C’è chi maligna sul fatto che oggi Napolitano boicotti il referendum anti-trivelle per salvaguardare il business dell’Eni, quello della Edison e gli interessi degli altri investitori del settore. Dunque, il suo cambio di atteggiamento nei confronti della consultazione popolare sarebbe dovuto anche a motivazioni pratiche. Senza contare che, sia in questa circostanza che nelle votazioni in aula sulla riforma del Senato, l’ex Presidente della Repubblica ha dato sin qui una grossa mano a Renzi. E c’è chi profetizza che possa essere proprio lui uno dei principali sponsor dei “Comitati per il Sì” alla riforma Boschi, approvata in via definitiva alla Camera nei giorni scorsi e pronta ad essere votata anche dai cittadini, con un si o un no, al referendum confermativo di ottobre. Fatto sta che le dichiarazioni di Napolitano sul referendum di domani hanno mandato su tutte le furie anche componenti della sinistra che da settimane si battono per stimolare la partecipazione al voto e per premiare le ragioni del “si” anti-trivelle.
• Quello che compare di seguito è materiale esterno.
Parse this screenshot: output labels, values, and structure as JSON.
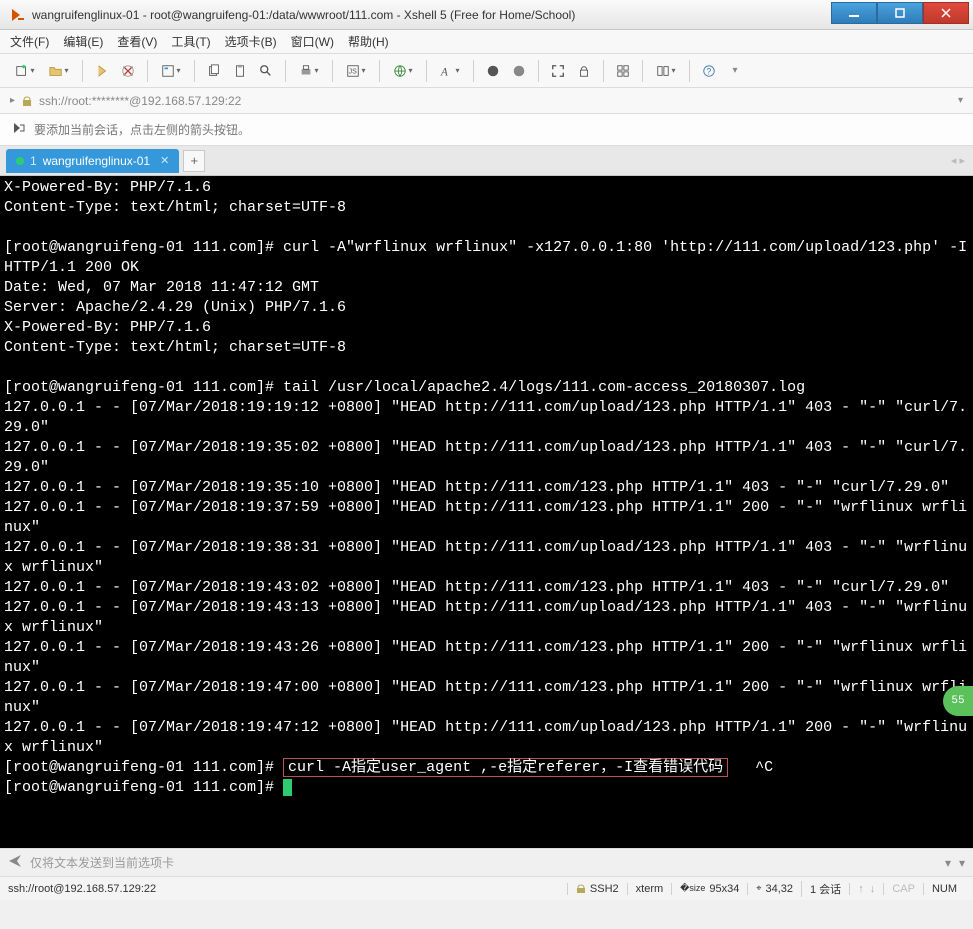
{
  "window": {
    "title": "wangruifenglinux-01 - root@wangruifeng-01:/data/wwwroot/111.com - Xshell 5 (Free for Home/School)"
  },
  "menu": {
    "file": "文件(F)",
    "edit": "编辑(E)",
    "view": "查看(V)",
    "tools": "工具(T)",
    "tabs": "选项卡(B)",
    "window": "窗口(W)",
    "help": "帮助(H)"
  },
  "address": {
    "text": "ssh://root:********@192.168.57.129:22"
  },
  "info": {
    "text": "要添加当前会话，点击左侧的箭头按钮。"
  },
  "tab": {
    "num": "1",
    "label": "wangruifenglinux-01"
  },
  "terminal": {
    "pre": "X-Powered-By: PHP/7.1.6\nContent-Type: text/html; charset=UTF-8\n\n[root@wangruifeng-01 111.com]# curl -A\"wrflinux wrflinux\" -x127.0.0.1:80 'http://111.com/upload/123.php' -I\nHTTP/1.1 200 OK\nDate: Wed, 07 Mar 2018 11:47:12 GMT\nServer: Apache/2.4.29 (Unix) PHP/7.1.6\nX-Powered-By: PHP/7.1.6\nContent-Type: text/html; charset=UTF-8\n\n[root@wangruifeng-01 111.com]# tail /usr/local/apache2.4/logs/111.com-access_20180307.log\n127.0.0.1 - - [07/Mar/2018:19:19:12 +0800] \"HEAD http://111.com/upload/123.php HTTP/1.1\" 403 - \"-\" \"curl/7.29.0\"\n127.0.0.1 - - [07/Mar/2018:19:35:02 +0800] \"HEAD http://111.com/upload/123.php HTTP/1.1\" 403 - \"-\" \"curl/7.29.0\"\n127.0.0.1 - - [07/Mar/2018:19:35:10 +0800] \"HEAD http://111.com/123.php HTTP/1.1\" 403 - \"-\" \"curl/7.29.0\"\n127.0.0.1 - - [07/Mar/2018:19:37:59 +0800] \"HEAD http://111.com/123.php HTTP/1.1\" 200 - \"-\" \"wrflinux wrflinux\"\n127.0.0.1 - - [07/Mar/2018:19:38:31 +0800] \"HEAD http://111.com/upload/123.php HTTP/1.1\" 403 - \"-\" \"wrflinux wrflinux\"\n127.0.0.1 - - [07/Mar/2018:19:43:02 +0800] \"HEAD http://111.com/123.php HTTP/1.1\" 403 - \"-\" \"curl/7.29.0\"\n127.0.0.1 - - [07/Mar/2018:19:43:13 +0800] \"HEAD http://111.com/upload/123.php HTTP/1.1\" 403 - \"-\" \"wrflinux wrflinux\"\n127.0.0.1 - - [07/Mar/2018:19:43:26 +0800] \"HEAD http://111.com/123.php HTTP/1.1\" 200 - \"-\" \"wrflinux wrflinux\"\n127.0.0.1 - - [07/Mar/2018:19:47:00 +0800] \"HEAD http://111.com/123.php HTTP/1.1\" 200 - \"-\" \"wrflinux wrflinux\"\n127.0.0.1 - - [07/Mar/2018:19:47:12 +0800] \"HEAD http://111.com/upload/123.php HTTP/1.1\" 200 - \"-\" \"wrflinux wrflinux\"",
    "prompt1": "[root@wangruifeng-01 111.com]# ",
    "highlight": "curl -A指定user_agent ,-e指定referer，-I查看错误代码",
    "ctrlc": "   ^C",
    "prompt2": "[root@wangruifeng-01 111.com]# ",
    "badge": "55"
  },
  "sendbar": {
    "placeholder": "仅将文本发送到当前选项卡"
  },
  "status": {
    "conn": "ssh://root@192.168.57.129:22",
    "proto": "SSH2",
    "term": "xterm",
    "size": "95x34",
    "pos": "34,32",
    "sessions": "1 会话",
    "cap": "CAP",
    "num": "NUM"
  }
}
Se Napolitano, sia pur tardivamente e, con ogni probabilità, per calcoli convenientistici, ha restituito legittimità alla scelta astensionista, chi ha certamente sconfinato dal recinto delle sue prerogative è il Presidente della Corte Costituzionale, Paolo Grossi, affermando, alcuni giorni fa, che al referendum in programma domani bisogna votare perché «la partecipazione al voto fa parte della carta d’identità del buon cittadino». Il numero uno della Consulta ha aggiunto: «Il referendum è per noi, per ciascuno di noi». E ha ricordato che il voto, secondo l’art. 48 della Costituzione, è anche un dovere civico. A parte il fatto che perfino alle elezioni politiche o amministrative è un sacrosanto diritto del cittadino disertare le urne se in dissenso, ad esempio, sulla composizione delle liste o sulla scelta dei candidati o, semplicemente, per sentimento di antipolitica o per mancanza di empatia con qualsivoglia forza politica in competizione, va sottolineato che un elettore potrebbe non avere un’opinione forte su un quesito molto tecnico come quello di domani e decidere pertanto di non esprimersi.

Tanto gli appelli “astensionisti” quanto quelli “partecipazionisti” appaiono autentiche forzature. Rispondono, infatti, a una politicizzazione della consultazione popolare, che finisce per diventare uno strumento per regolare i conti tra i partiti o per tentare di far cadere un governo. Nulla più distante dallo spirito con cui i Costituenti introdussero nella Carta fondamentale lo strumento referendario. Una cosa è comunque chiara e va ribadita con fermezza: votare o non votare a un referendum come quello di domani non toglie e non aggiunge nulla al senso civico di ciascuno di noi.